Fred, Burt, Conrad, Otto, and Hugh run a race. All the runners can be taken to have the same level of ability, so it may be assumed that all of the possible orderings of the five runners are equally likely. Express your answers to the questions to two decimals.
What is the probability that Burt wins? ]
What is the probability that Burt and Otto occupy the first two places?
1/5
1/20
To find the probability that Burt wins the race, we need to calculate the number of favorable outcomes (Burt finishing first) and the total number of possible outcomes.
The total number of possible outcomes is given by the number of permutations of the five runners, which is 5! = 120. This means that there are 120 different arrangements of the runners.
The number of favorable outcomes is just 1, as there is only one way for Burt to finish first.
Therefore, the probability that Burt wins the race is 1/120, which can be expressed as 0.0083 (rounded to two decimal places).

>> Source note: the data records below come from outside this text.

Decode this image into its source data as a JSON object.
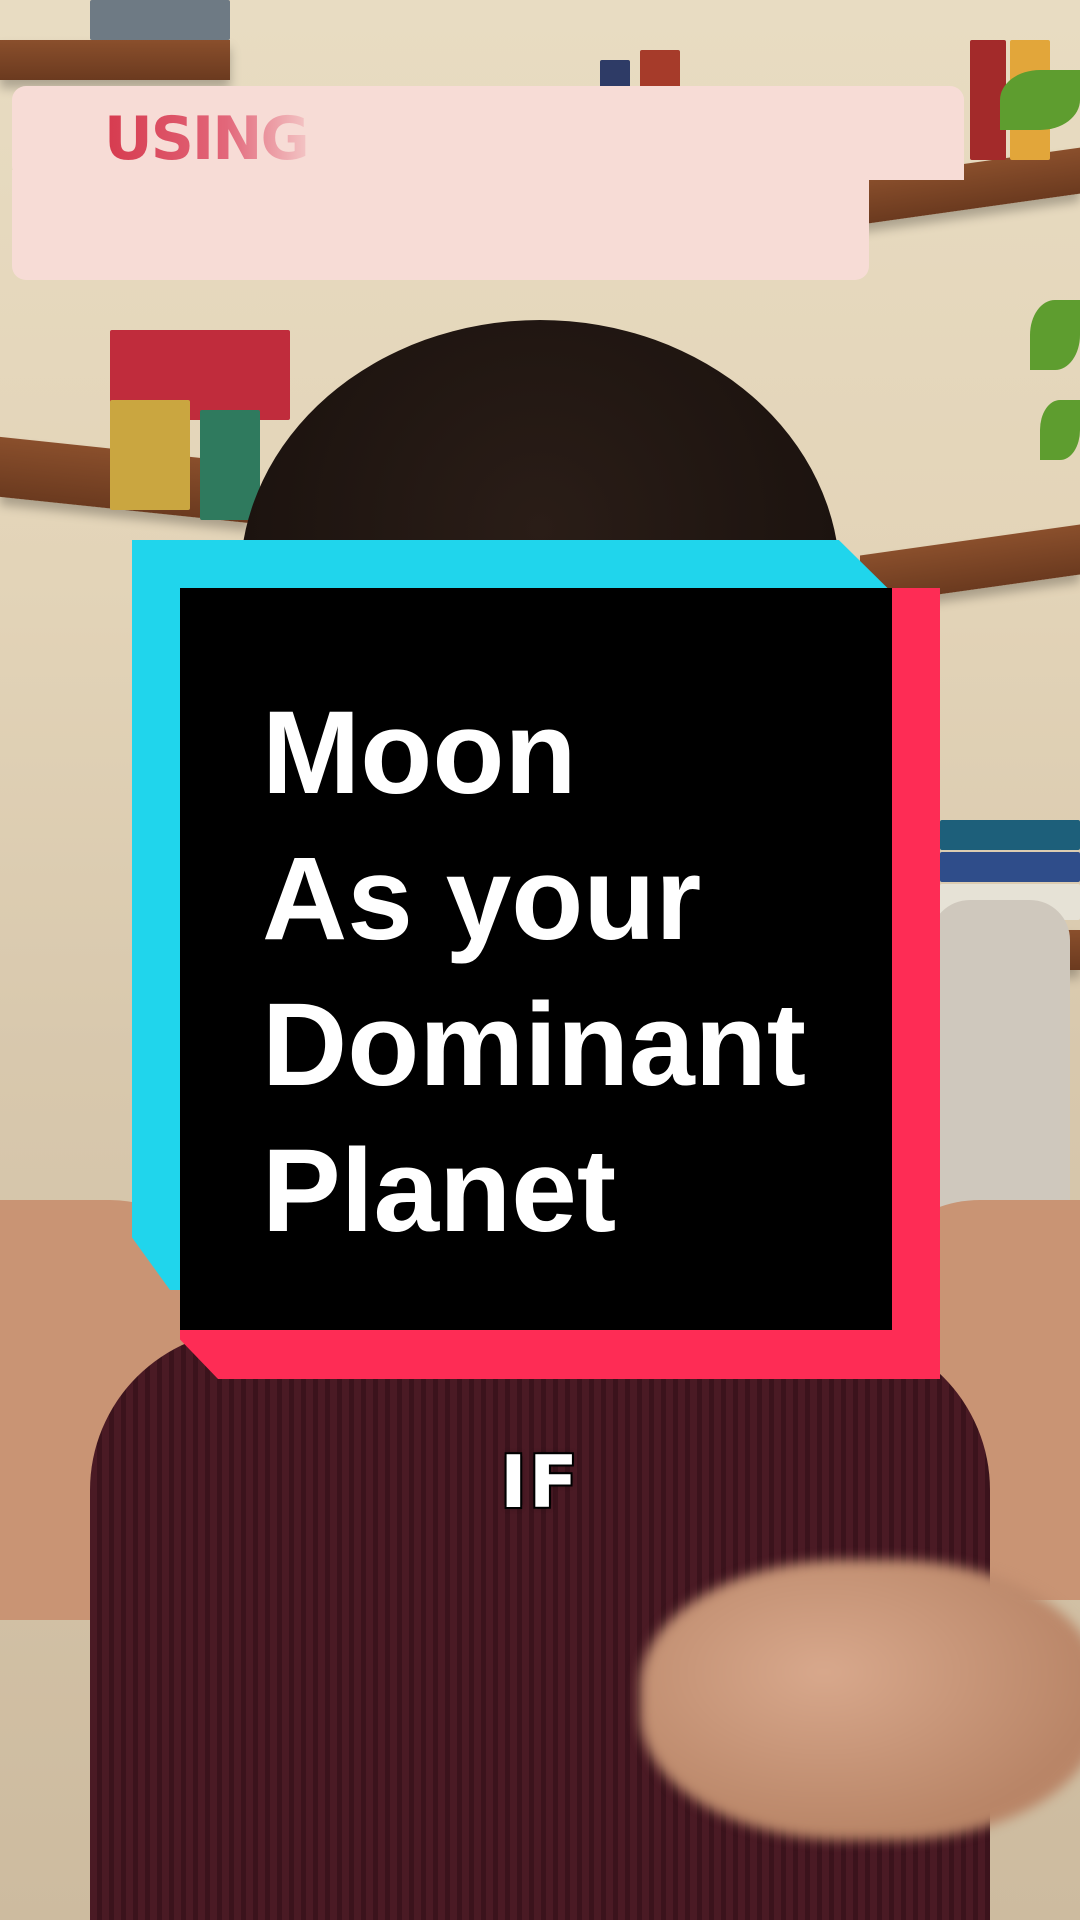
{
  "banner": {
    "text": "USING"
  },
  "title_card": {
    "lines": [
      "Moon",
      "As your",
      "Dominant",
      "Planet"
    ]
  },
  "caption": {
    "text": "IF"
  },
  "colors": {
    "cyan": "#20d5ec",
    "red": "#fe2c55",
    "card_background": "#000000",
    "banner_background": "#f7dcd6",
    "banner_text": "#d84f5f"
  }
}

To find the probability that Burt and Otto occupy the first two places, we need to calculate the number of favorable outcomes (Burt and Otto finishing first and second) and the total number of possible outcomes.
The total number of possible outcomes remains the same, 120.

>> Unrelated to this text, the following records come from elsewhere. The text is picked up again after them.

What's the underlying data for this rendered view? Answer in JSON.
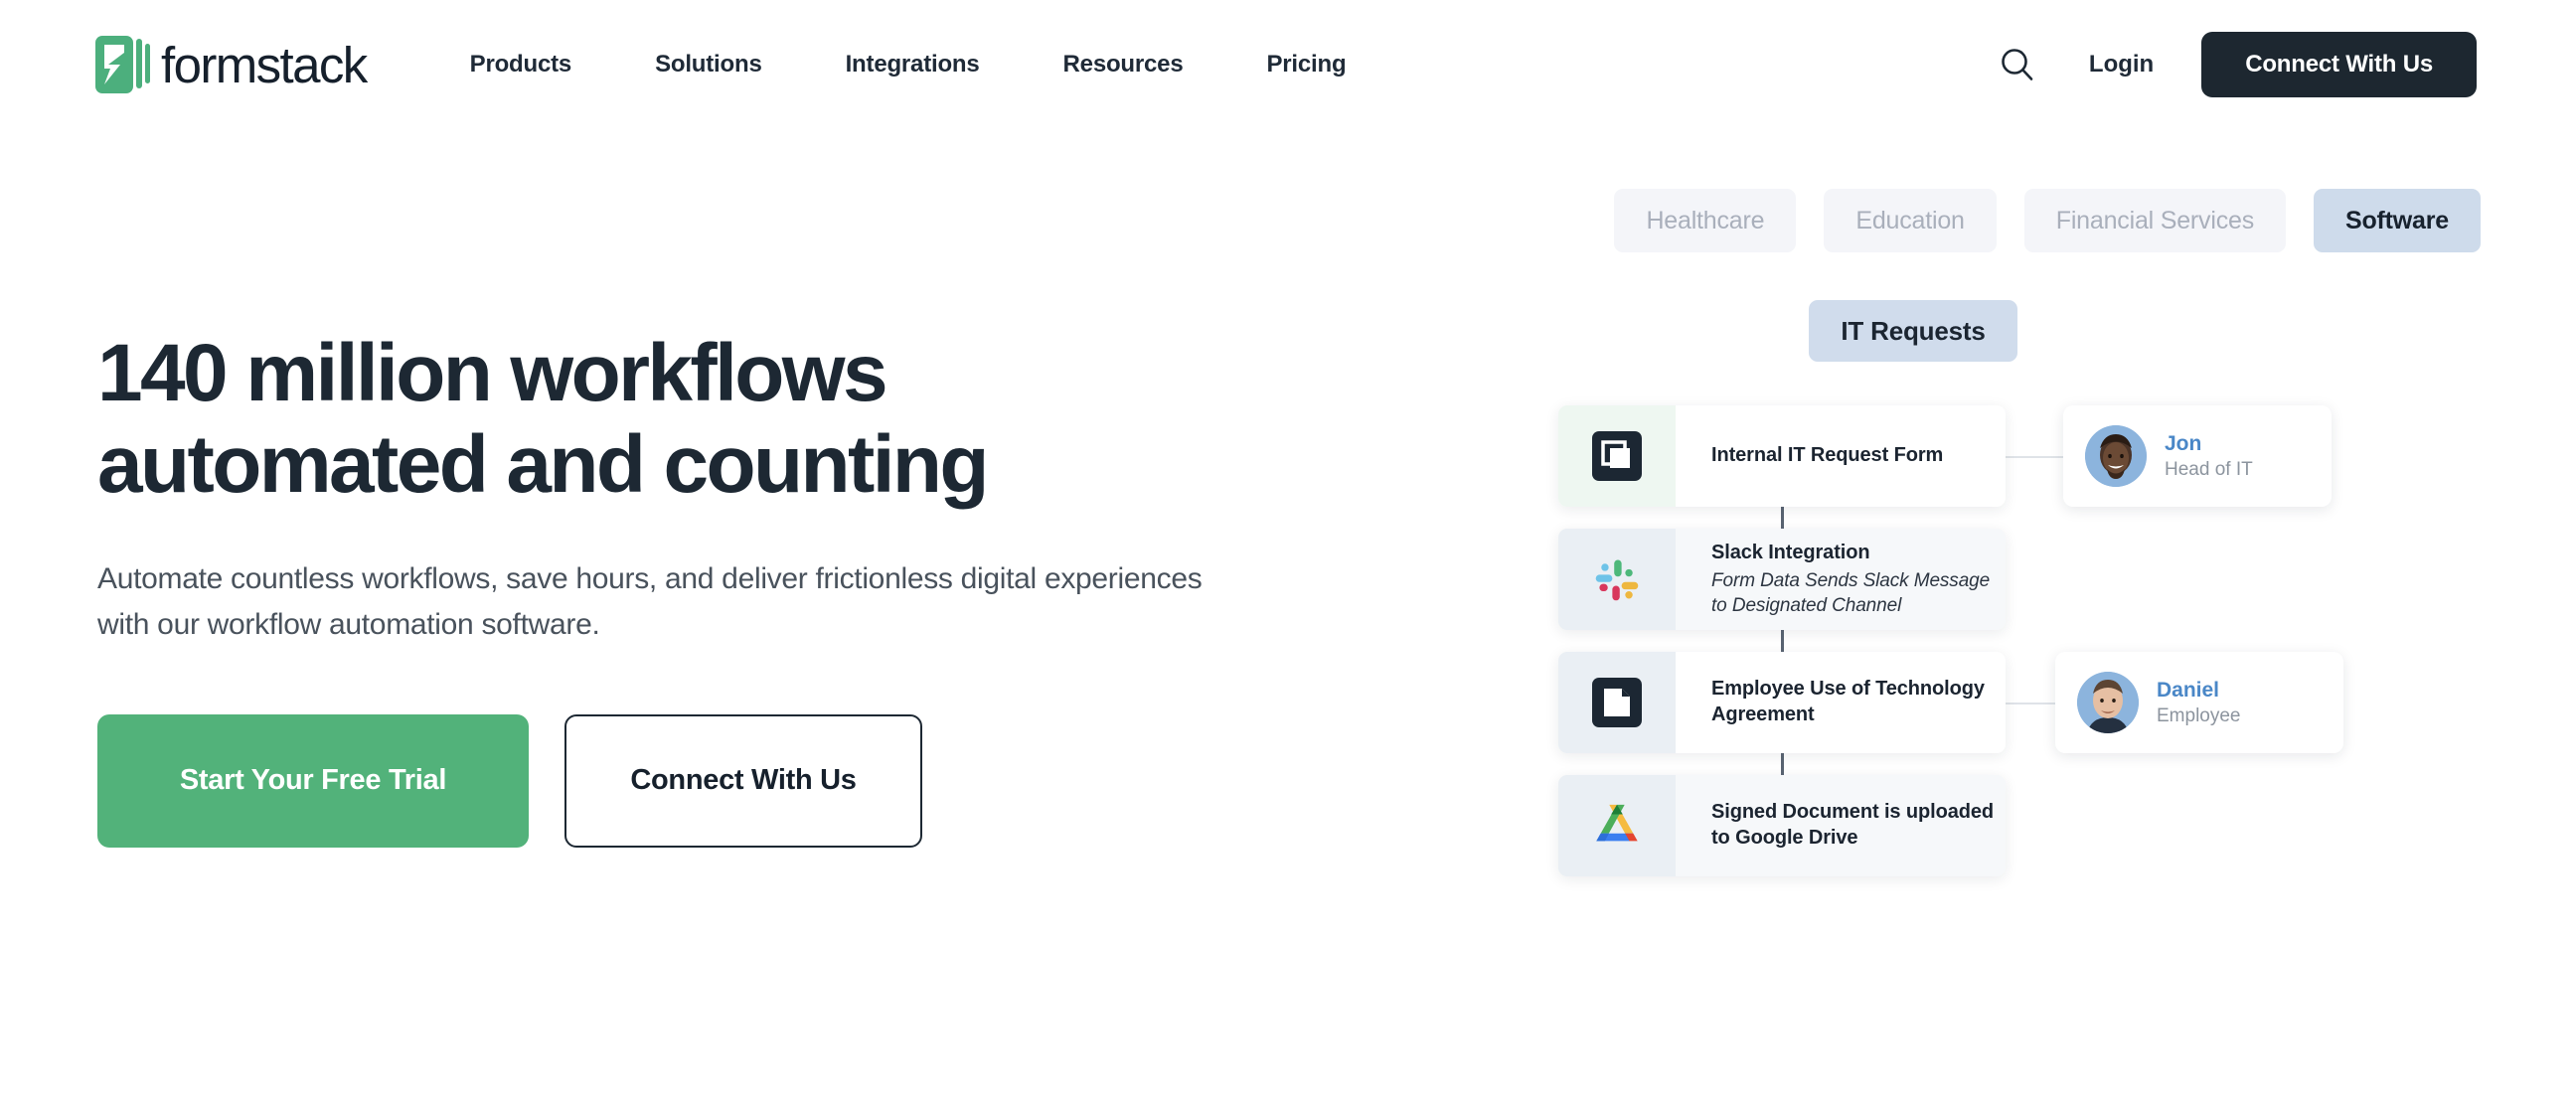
{
  "header": {
    "brand_word": "formstack",
    "brand_logo_icon": "formstack-lightning-logo",
    "nav": [
      {
        "label": "Products"
      },
      {
        "label": "Solutions"
      },
      {
        "label": "Integrations"
      },
      {
        "label": "Resources"
      },
      {
        "label": "Pricing"
      }
    ],
    "search_icon": "search-icon",
    "login_label": "Login",
    "connect_label": "Connect With Us"
  },
  "hero": {
    "title": "140 million workflows automated and counting",
    "subtitle": "Automate countless workflows, save hours, and deliver frictionless digital experiences with our workflow automation software.",
    "primary_cta": "Start Your Free Trial",
    "secondary_cta": "Connect With Us"
  },
  "industry_pills": [
    {
      "label": "Healthcare",
      "active": false
    },
    {
      "label": "Education",
      "active": false
    },
    {
      "label": "Financial Services",
      "active": false
    },
    {
      "label": "Software",
      "active": true
    }
  ],
  "workflow": {
    "section_label": "IT Requests",
    "steps": [
      {
        "title": "Internal IT Request Form",
        "desc": "",
        "icon": "formstack-forms-icon",
        "icon_tile_color": "#eef7f1",
        "card_tinted": false
      },
      {
        "title": "Slack Integration",
        "desc": "Form Data Sends Slack Message to Designated Channel",
        "icon": "slack-icon",
        "icon_tile_color": "#eaeff4",
        "card_tinted": true
      },
      {
        "title": "Employee Use of Technology Agreement",
        "desc": "",
        "icon": "formstack-documents-icon",
        "icon_tile_color": "#eaeff4",
        "card_tinted": false
      },
      {
        "title": "Signed Document is uploaded to Google Drive",
        "desc": "",
        "icon": "google-drive-icon",
        "icon_tile_color": "#eaeff4",
        "card_tinted": true
      }
    ],
    "people": [
      {
        "name": "Jon",
        "role": "Head of IT",
        "avatar": "avatar-jon"
      },
      {
        "name": "Daniel",
        "role": "Employee",
        "avatar": "avatar-daniel"
      }
    ]
  },
  "colors": {
    "brand_green": "#4caf7d",
    "cta_green": "#52b27a",
    "dark": "#1d2730",
    "accent_blue": "#4a87c7",
    "pill_active_bg": "#cedbeb",
    "label_bg": "#d0dcec"
  }
}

To calculate the number of favorable outcomes, we need to consider that both Burt and Otto must finish in the first two places. There are 2 ways this can happen: Burt first and Otto second, or Otto first and Burt second.
Therefore, the number of favorable outcomes is 2.
The probability that Burt and Otto occupy the first two places is 2/120, which can be expressed as 0.0167 (rounded to two decimal places).